Não obstante a ausência de lei específica que permita o direito sancionador através do dano moral coletivo, destaca-se que o dano moral no âmbito do direito do trabalho se apresenta como sanção repetida e cumulada por uma única infração. Ou seja, imposição de duas condenações, em processos diferentes, por uma mesma conduta ilícita.
Caracteriza-se, desta forma, o bis in idem, que não é permitido pelo direito sancionador. A dupla penalidade pelo mesmo fato gerador ocorre, pois o dano moral coletivo se aplica à situação já prevista no sistema de multas administrativas presente na CLT, que é fiscalizada e executada pelo poder executivo.
São duas sanções pecuniárias aplicadas por órgãos diversos, mas que têm a mesma hipótese de incidência, o mesmo efeito e a mesma natureza.
Outra tese que poderia invalidar o que hoje é visto pela jurisprudência como dano moral coletivo é o fato de que ele somente pode ser admitido em hipóteses excepcionais, que afetem direitos indisponíveis ou envolvam má-fé ou fraude.
A quarta tese é a impossibilidade de se aplicar o dano moral coletivo na hipótese de tutela de interesses/ direitos coletivos ou difusos com efeitos transcendentes.
Ainda que superados os três itens anteriores, o dano moral coletivo não poderia ser aplicado no caso da tutela de interesses/direitos coletivos ou difusos com efeitos transcendentes, pois somente seria permitido se os efeitos forem socialmente homogêneos.
O efeito socialmente homogêneo se caracteriza quando o interesse que o autor demanda como tendo sido violado seja compartilhado com toda a sociedade. Diferentemente do efeito transcendente, que se revela pela contraposição dos interesses, ou seja, aquilo que interessa a alguém pode reduzir, contrariar ou prejudicar o interesse de outros. Todos são interesses legítimos, mas estão em tensão dentro da sociedade.
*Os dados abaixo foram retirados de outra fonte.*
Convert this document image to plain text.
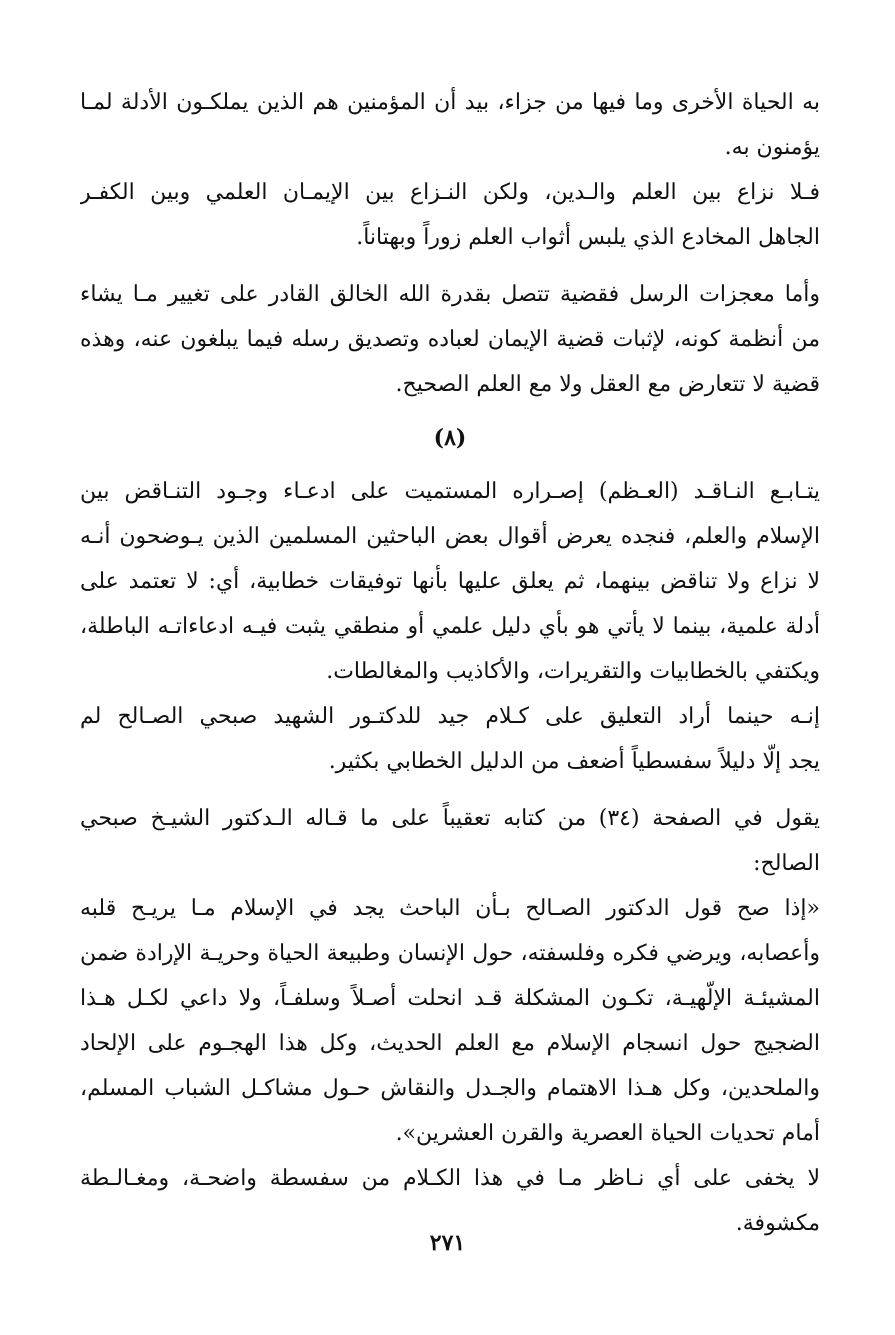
به الحياة الأخرى وما فيها من جزاء، بيد أن المؤمنين هم الذين يملكـون الأدلة لمـا
يؤمنون به.
فـلا نزاع بين العلم والـدين، ولكن النـزاع بين الإيمـان العلمي وبين الكفـر
الجاهل المخادع الذي يلبس أثواب العلم زوراً وبهتاناً.
وأما معجزات الرسل فقضية تتصل بقدرة الله الخالق القادر على تغيير مـا يشاء
من أنظمة كونه، لإثبات قضية الإيمان لعباده وتصديق رسله فيما يبلغون عنه، وهذه
قضية لا تتعارض مع العقل ولا مع العلم الصحيح.
(٨)
يتـابـع النـاقـد (العـظم) إصـراره المستميت على ادعـاء وجـود التنـاقض بين
الإسلام والعلم، فنجده يعرض أقوال بعض الباحثين المسلمين الذين يـوضحون أنـه
لا نزاع ولا تناقض بينهما، ثم يعلق عليها بأنها توفيقات خطابية، أي: لا تعتمد على
أدلة علمية، بينما لا يأتي هو بأي دليل علمي أو منطقي يثبت فيـه ادعاءاتـه الباطلة،
ويكتفي بالخطابيات والتقريرات، والأكاذيب والمغالطات.
إنـه حينما أراد التعليق على كـلام جيد للدكتـور الشهيد صبحي الصـالح لم
يجد إلّا دليلاً سفسطياً أضعف من الدليل الخطابي بكثير.
يقول في الصفحة (٣٤) من كتابه تعقيباً على ما قـاله الـدكتور الشيـخ صبحي
الصالح:
«إذا صح قول الدكتور الصـالح بـأن الباحث يجد في الإسلام مـا يريـح قلبه
وأعصابه، ويرضي فكره وفلسفته، حول الإنسان وطبيعة الحياة وحريـة الإرادة ضمن
المشيئـة الإلّهيـة، تكـون المشكلة قـد انحلت أصـلاً وسلفـاً، ولا داعي لكـل هـذا
الضجيج حول انسجام الإسلام مع العلم الحديث، وكل هذا الهجـوم على الإلحاد
والملحدين، وكل هـذا الاهتمام والجـدل والنقاش حـول مشاكـل الشباب المسلم،
أمام تحديات الحياة العصرية والقرن العشرين».
لا يخفى على أي نـاظر مـا في هذا الكـلام من سفسطة واضحـة، ومغـالـطة
مكشوفة.
٢٧١
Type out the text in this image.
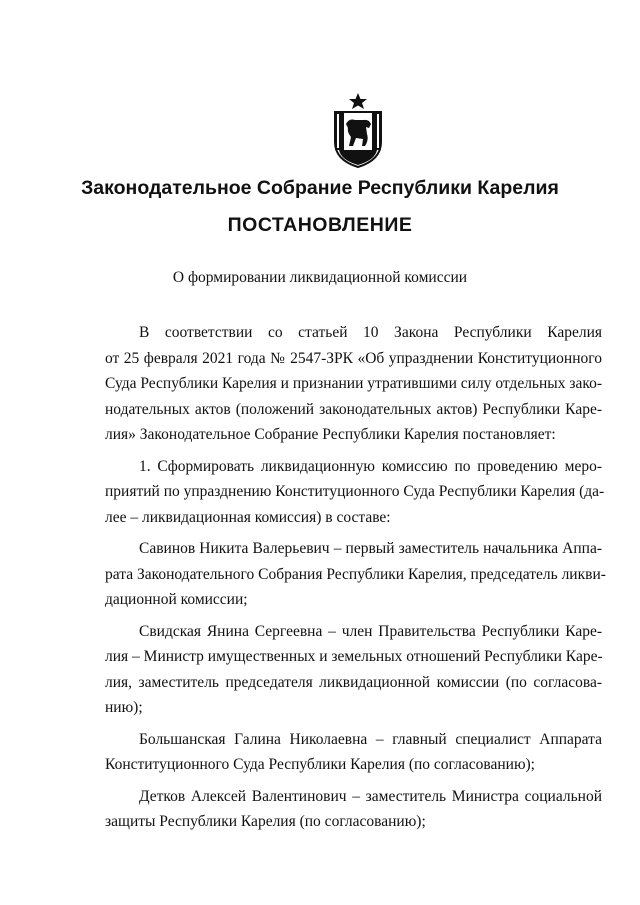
Законодательное Собрание Республики Карелия
ПОСТАНОВЛЕНИЕ
О формировании ликвидационной комиссии
В соответствии со статьей 10 Закона Республики Карелия
от 25 февраля 2021 года № 2547-ЗРК «Об упразднении Конституционного
Суда Республики Карелия и признании утратившими силу отдельных зако-
нодательных актов (положений законодательных актов) Республики Каре-
лия» Законодательное Собрание Республики Карелия постановляет:
1. Сформировать ликвидационную комиссию по проведению меро-
приятий по упразднению Конституционного Суда Республики Карелия (да-
лее – ликвидационная комиссия) в составе:
Савинов Никита Валерьевич – первый заместитель начальника Аппа-
рата Законодательного Собрания Республики Карелия, председатель ликви-
дационной комиссии;
Свидская Янина Сергеевна – член Правительства Республики Каре-
лия – Министр имущественных и земельных отношений Республики Каре-
лия, заместитель председателя ликвидационной комиссии (по согласова-
нию);
Большанская Галина Николаевна – главный специалист Аппарата
Конституционного Суда Республики Карелия (по согласованию);
Детков Алексей Валентинович – заместитель Министра социальной
защиты Республики Карелия (по согласованию);
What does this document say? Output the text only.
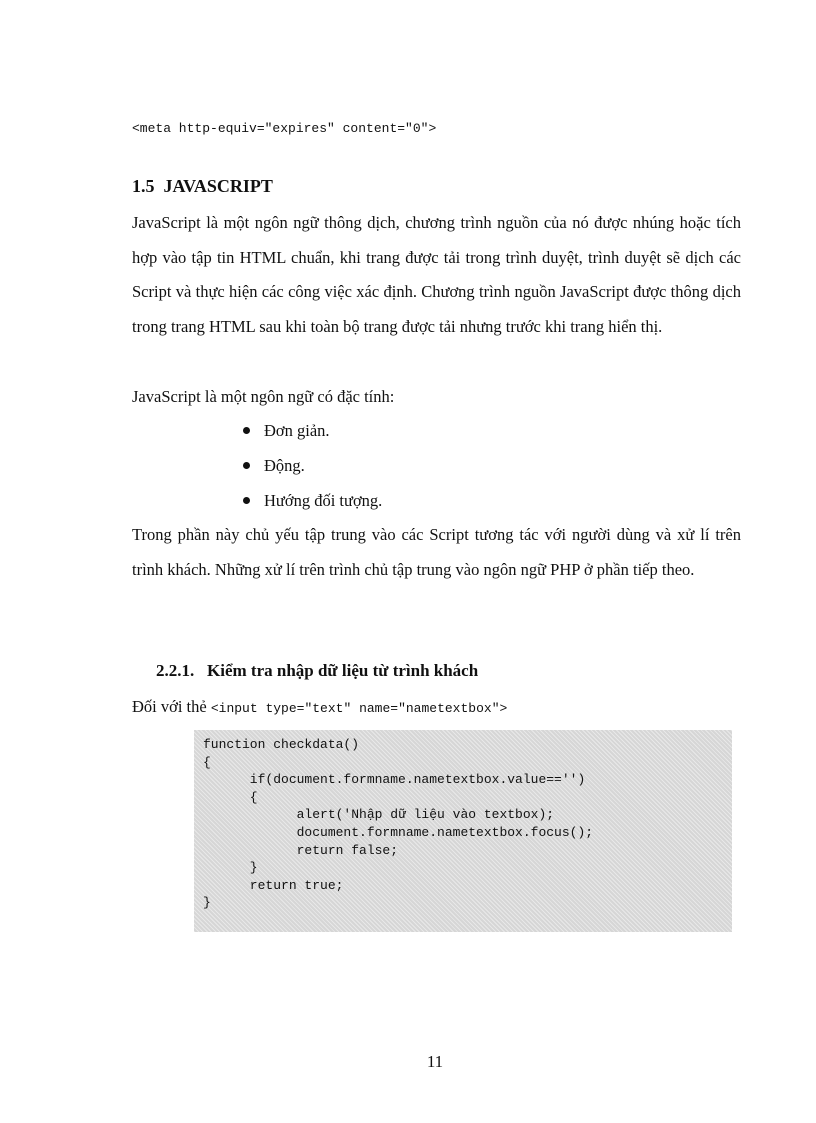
<meta http-equiv="expires" content="0">
1.5  JAVASCRIPT
JavaScript là một ngôn ngữ thông dịch, chương trình nguồn của nó được nhúng hoặc tích hợp vào tập tin HTML chuẩn, khi trang được tải trong trình duyệt, trình duyệt sẽ dịch các Script và thực hiện các công việc xác định. Chương trình nguồn JavaScript được thông dịch trong trang HTML sau khi toàn bộ trang được tải nhưng trước khi trang hiển thị.
JavaScript là một ngôn ngữ có đặc tính:
Đơn giản.
Động.
Hướng đối tượng.
Trong phần này chủ yếu tập trung vào các Script tương tác với người dùng và xử lí trên trình khách. Những xử lí trên trình chủ tập trung vào ngôn ngữ PHP ở phần tiếp theo.
2.2.1.   Kiểm tra nhập dữ liệu từ trình khách
Đối với thẻ <input type="text" name="nametextbox">
function checkdata()
{
if(document.formname.nametextbox.value=='')
{
alert('Nhập dữ liệu vào textbox);
document.formname.nametextbox.focus();
return false;
}
return true;
}
11
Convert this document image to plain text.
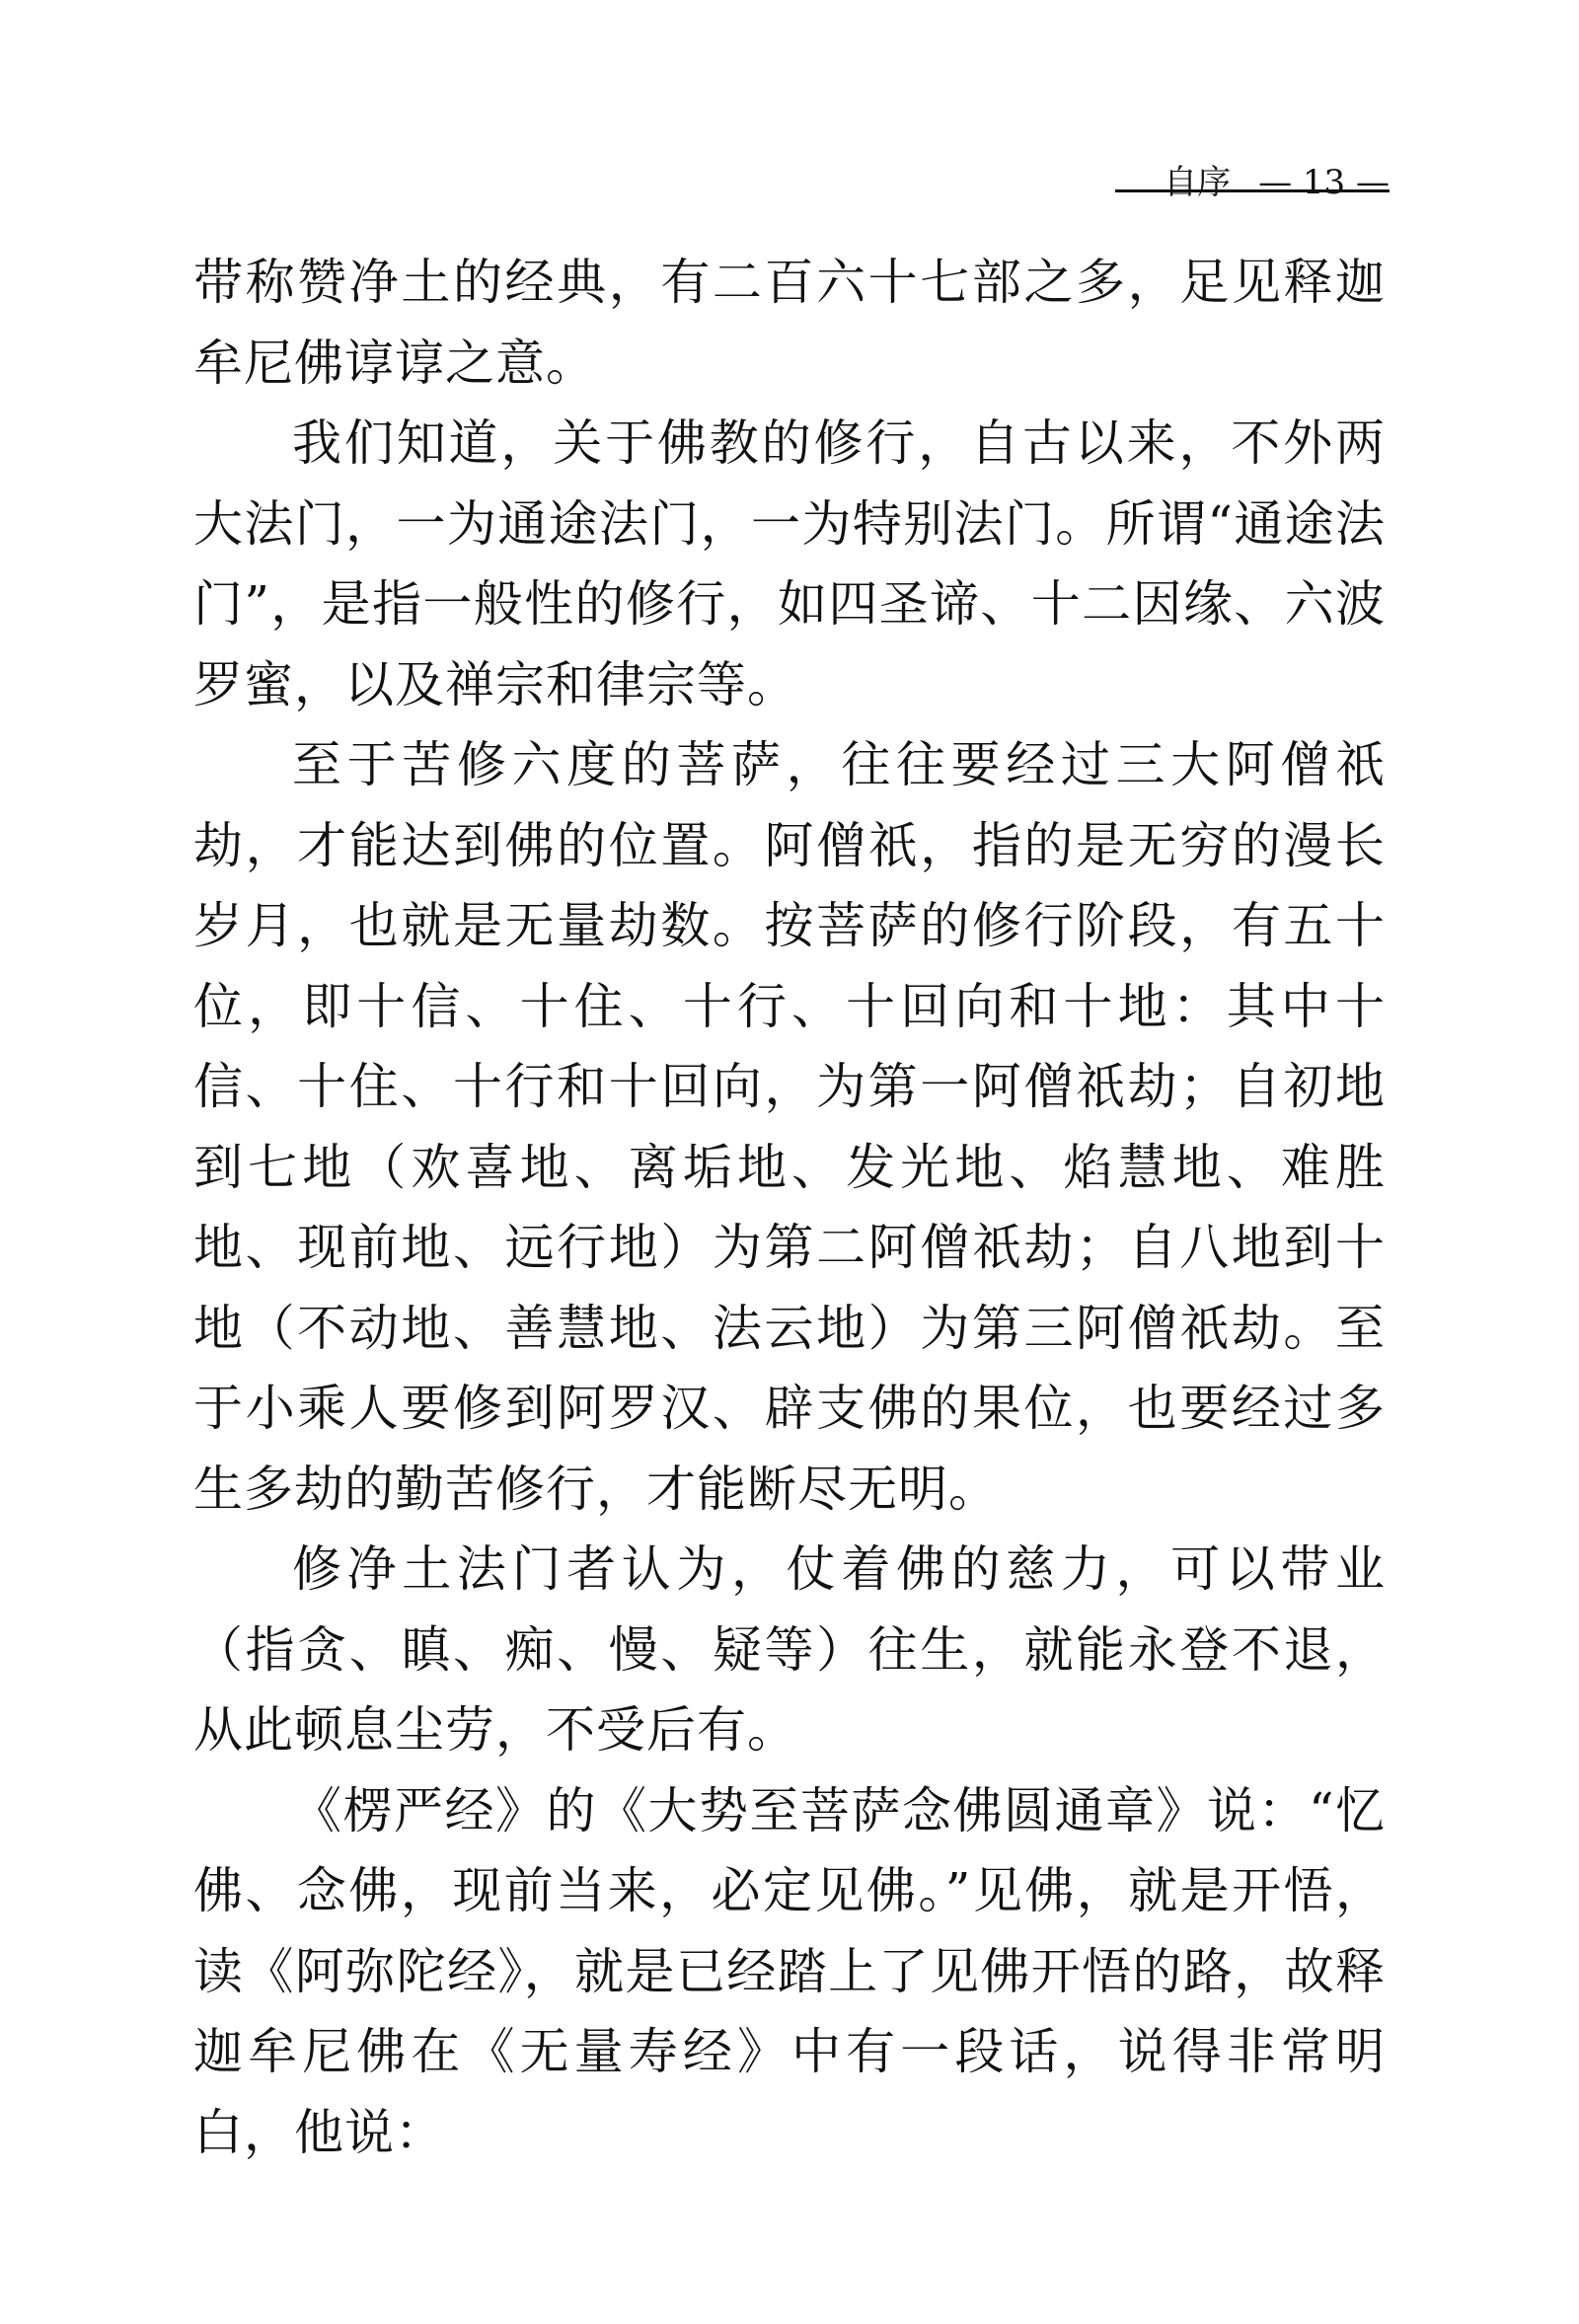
自序 — 13 —

带称赞净土的经典，有二百六十七部之多，足见释迦牟尼佛谆谆之意。

我们知道，关于佛教的修行，自古以来，不外两大法门，一为通途法门，一为特别法门。所谓“通途法门”，是指一般性的修行，如四圣谛、十二因缘、六波罗蜜，以及禅宗和律宗等。

至于苦修六度的菩萨，往往要经过三大阿僧祇劫，才能达到佛的位置。阿僧祇，指的是无穷的漫长岁月，也就是无量劫数。按菩萨的修行阶段，有五十位，即十信、十住、十行、十回向和十地：其中十信、十住、十行和十回向，为第一阿僧祇劫；自初地到七地（欢喜地、离垢地、发光地、焰慧地、难胜地、现前地、远行地）为第二阿僧祇劫；自八地到十地（不动地、善慧地、法云地）为第三阿僧祇劫。至于小乘人要修到阿罗汉、辟支佛的果位，也要经过多生多劫的勤苦修行，才能断尽无明。

修净土法门者认为，仗着佛的慈力，可以带业（指贪、瞋、痴、慢、疑等）往生，就能永登不退，从此顿息尘劳，不受后有。

《楞严经》的《大势至菩萨念佛圆通章》说：“忆佛、念佛，现前当来，必定见佛。”见佛，就是开悟，读《阿弥陀经》，就是已经踏上了见佛开悟的路，故释迦牟尼佛在《无量寿经》中有一段话，说得非常明白，他说：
Para finalizar temos a impossibilidade de se aplicar o dano moral coletivo pelo simples fato de a empresa ter defendido posição diversa em juízo e perdido, pois violaria o acesso à justiça e ao direito de ação.
Conclui-se, portanto, que dano moral coletivo também tem os seus limites, caso contrário, torna-se injusto e inconstitucional. Cumpre ainda mencionar que, além do dano moral coletivo, muitas vezes as decisões judiciais trazem novas penalidades para eventual descumprimento das normas trabalhistas. Sabendo que já existe um sistema de multas administrativas previstas na CLT, estas penalidades, criadas através de decisão judicial, também se sujeitam aos argumentos que adotamos sobre o dano moral coletivo. Dessa forma, temos a expectativa de que o Poder Legislativo ou o possam dar os limites adequados.
(*) Adauto Duarte é advogado especialista em relações trabalhistas.